By the way, by default, MSO line charts also use gaps for empty or NaN values. But they have a chart type called stacked line chart.
Comment 13 Adam Kovacs 2019-02-22 10:59:49 UTC
Created attachment 149521 [details]
line chart vs stacked line chart in MSO

another comparsion in Excel 2016
Comment 14 Adam Kovacs 2019-02-22 11:06:50 UTC
Created attachment 149522 [details]
line chart empty cells and nan cells in excel vs calc

this screenshot shows what is the difference between excel and calc due to this bug
Comment 15 Adam Kovacs 2019-03-01 08:09:54 UTC
Created attachment 149671 [details]
empty formula line chart in excel vs calc

I was wrong when I thought that this bug was about LibreOffice didnt handle strings as cell values in line charts.
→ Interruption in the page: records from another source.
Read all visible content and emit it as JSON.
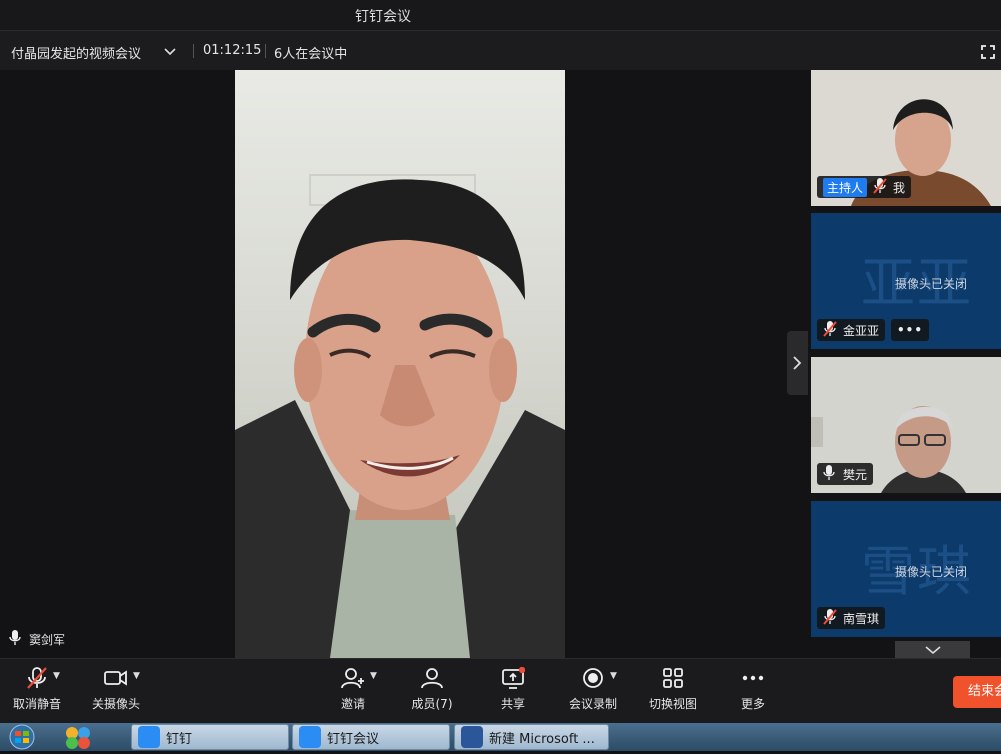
{
  "window": {
    "title": "钉钉会议"
  },
  "meeting": {
    "name": "付晶园发起的视频会议",
    "duration": "01:12:15",
    "participants_text": "6人在会议中"
  },
  "main_speaker": {
    "name": "窦剑军"
  },
  "sidebar": {
    "tiles": [
      {
        "name": "我",
        "badge": "主持人",
        "camera": "on",
        "mic": "muted"
      },
      {
        "name": "金亚亚",
        "camera_status": "摄像头已关闭",
        "watermark": "亚亚",
        "mic": "muted",
        "more": "•••"
      },
      {
        "name": "樊元",
        "camera": "on",
        "mic": "on"
      },
      {
        "name": "南雪琪",
        "camera_status": "摄像头已关闭",
        "watermark": "雪琪",
        "mic": "muted"
      }
    ]
  },
  "toolbar": {
    "unmute": "取消静音",
    "camera_off": "关摄像头",
    "invite": "邀请",
    "members": "成员(7)",
    "share": "共享",
    "record": "会议录制",
    "switch_view": "切换视图",
    "more": "更多",
    "end": "结束会议"
  },
  "taskbar": {
    "items": [
      "钉钉",
      "钉钉会议",
      "新建 Microsoft ..."
    ]
  },
  "colors": {
    "accent": "#1e7bf0",
    "end_button": "#f0522b",
    "camera_off_bg": "#0c3a6a"
  },
  "icons": [
    "chevron-down-icon",
    "fullscreen-icon",
    "microphone-icon",
    "microphone-muted-icon",
    "camera-icon",
    "add-user-icon",
    "members-icon",
    "share-screen-icon",
    "record-icon",
    "grid-view-icon",
    "more-icon",
    "chevron-right-icon"
  ]
}
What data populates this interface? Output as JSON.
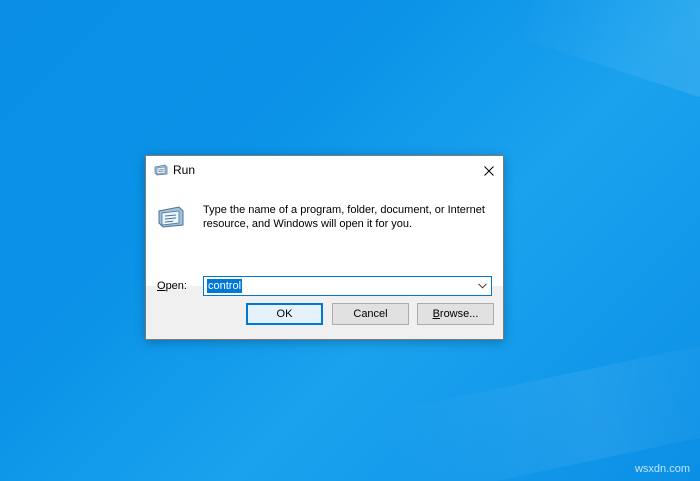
{
  "dialog": {
    "title": "Run",
    "description": "Type the name of a program, folder, document, or Internet resource, and Windows will open it for you.",
    "open_label_mnemonic": "O",
    "open_label_rest": "pen:",
    "open_value": "control",
    "buttons": {
      "ok": "OK",
      "cancel": "Cancel",
      "browse_mnemonic": "B",
      "browse_rest": "rowse..."
    },
    "icons": {
      "title": "run-icon",
      "body": "run-icon",
      "close": "close-icon",
      "dropdown": "chevron-down-icon"
    }
  },
  "watermark": "wsxdn.com",
  "colors": {
    "desktop": "#0b93e8",
    "accent": "#0078d7"
  }
}
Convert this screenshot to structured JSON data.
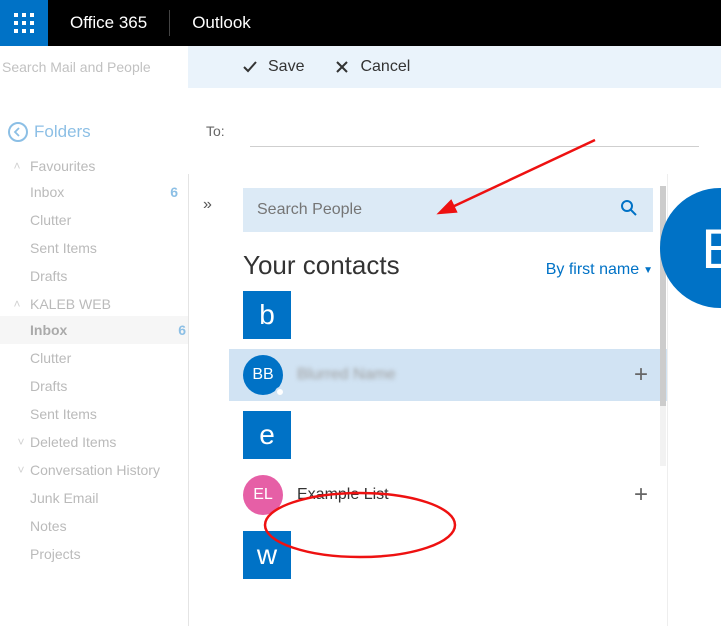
{
  "header": {
    "brand": "Office 365",
    "app": "Outlook"
  },
  "search": {
    "placeholder": "Search Mail and People"
  },
  "toolbar": {
    "save": "Save",
    "cancel": "Cancel"
  },
  "compose": {
    "to_label": "To:"
  },
  "nav": {
    "folders_label": "Folders",
    "groups": [
      {
        "name": "Favourites",
        "type": "chev-up",
        "items": [
          {
            "name": "Inbox",
            "count": "6"
          },
          {
            "name": "Clutter"
          },
          {
            "name": "Sent Items"
          },
          {
            "name": "Drafts"
          }
        ]
      },
      {
        "name": "KALEB WEB",
        "type": "chev-up",
        "items": [
          {
            "name": "Inbox",
            "count": "6",
            "active": true
          },
          {
            "name": "Clutter"
          },
          {
            "name": "Drafts"
          },
          {
            "name": "Sent Items"
          },
          {
            "name": "Deleted Items",
            "chev": true
          },
          {
            "name": "Conversation History",
            "chev": true
          },
          {
            "name": "Junk Email"
          },
          {
            "name": "Notes"
          },
          {
            "name": "Projects"
          }
        ]
      }
    ]
  },
  "people": {
    "expand_glyph": "»",
    "search_placeholder": "Search People",
    "title": "Your contacts",
    "sort_label": "By first name",
    "sections": [
      {
        "letter": "b",
        "contacts": [
          {
            "initials": "BB",
            "name": "Blurred Name",
            "color": "blue",
            "highlight": true,
            "blur": true,
            "plus": true,
            "presence": true
          }
        ]
      },
      {
        "letter": "e",
        "contacts": [
          {
            "initials": "EL",
            "name": "Example List",
            "color": "pink",
            "plus": true
          }
        ]
      },
      {
        "letter": "w",
        "contacts": []
      }
    ]
  },
  "preview": {
    "initial": "B"
  }
}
This bug is about empty formulas: =""

This screenshot demostrates the problem of this bug.
Comment 16 Adam Kovacs 2019-03-01 08:25:15 UTC
How to reproduce it:

1. Open Excel/Calc
2. Write some values in a column, one of them should be ="" (an empty formula), for example: 1, ="", void cell, 3
3. Select the area of column
4. Insert a line chart
5. Compare it in Excel vs Calc
Comment 17 Adam Kovacs 2019-03-01 09:29:53 UTC
Some related stuff in Excel:
https://www.extendoffice.com/documents/excel/4374-excel-skip-blanks-in-chart.html
Comment 21 Adam Kovacs 2019-03-06 12:45:51 UTC
20.64 chart:treat-empty-cells
The chart:treat-empty-cells attribute specifies how missing and invalid values are plotted
in a chart.
The defined values for the chart:treat-empty-cells attribute are:
- ignore: nothing is plotted for a point with missing values and the plot continues.
- leave-gap: nothing is plotted for a point with missing values and a continuous plot stops and
restarts at the next valid point.
- use-zero: missing values are replaced with zero.
The default behavior is ignore for scatter charts (chart:class is chart:scatter). For all
other chart types the default behavior is leave-gap.
This attribute is evaluated for chart styles that are applied to a <chart:plot-area> element.
The chart:treat-empty-cells attribute is usable with the following element:
<style:chart-properties> 17.22.
Comment 23 Commit Notification 2019-03-12 12:17:13 UTC
László Németh committed a patch related to this issue.
It has been pushed to "master":

https://git.libreoffice.org/core/+/f684c074d5f66c8b1546a626766bc045c04cebc3%5E%21

tdf#115012 XLSX chart import: workaround for no gap

It will be available in 6.3.0.

The patch should be included in the daily builds available at
https://dev-builds.libreoffice.org/daily/ in the next 24-48 hours. More
information about daily builds can be found at:
https://wiki.documentfoundation.org/Testing_Daily_Builds

Affected users are encouraged to test the fix and report feedback.
Comment 24 László Németh 2019-03-12 12:21:00 UTC
Fixed with a workaround, using use-zero chart:treat-empty-cells setting, if it's possible. Special cases, when the data source contains also empty cells, not only no-gap empty values, need other solution.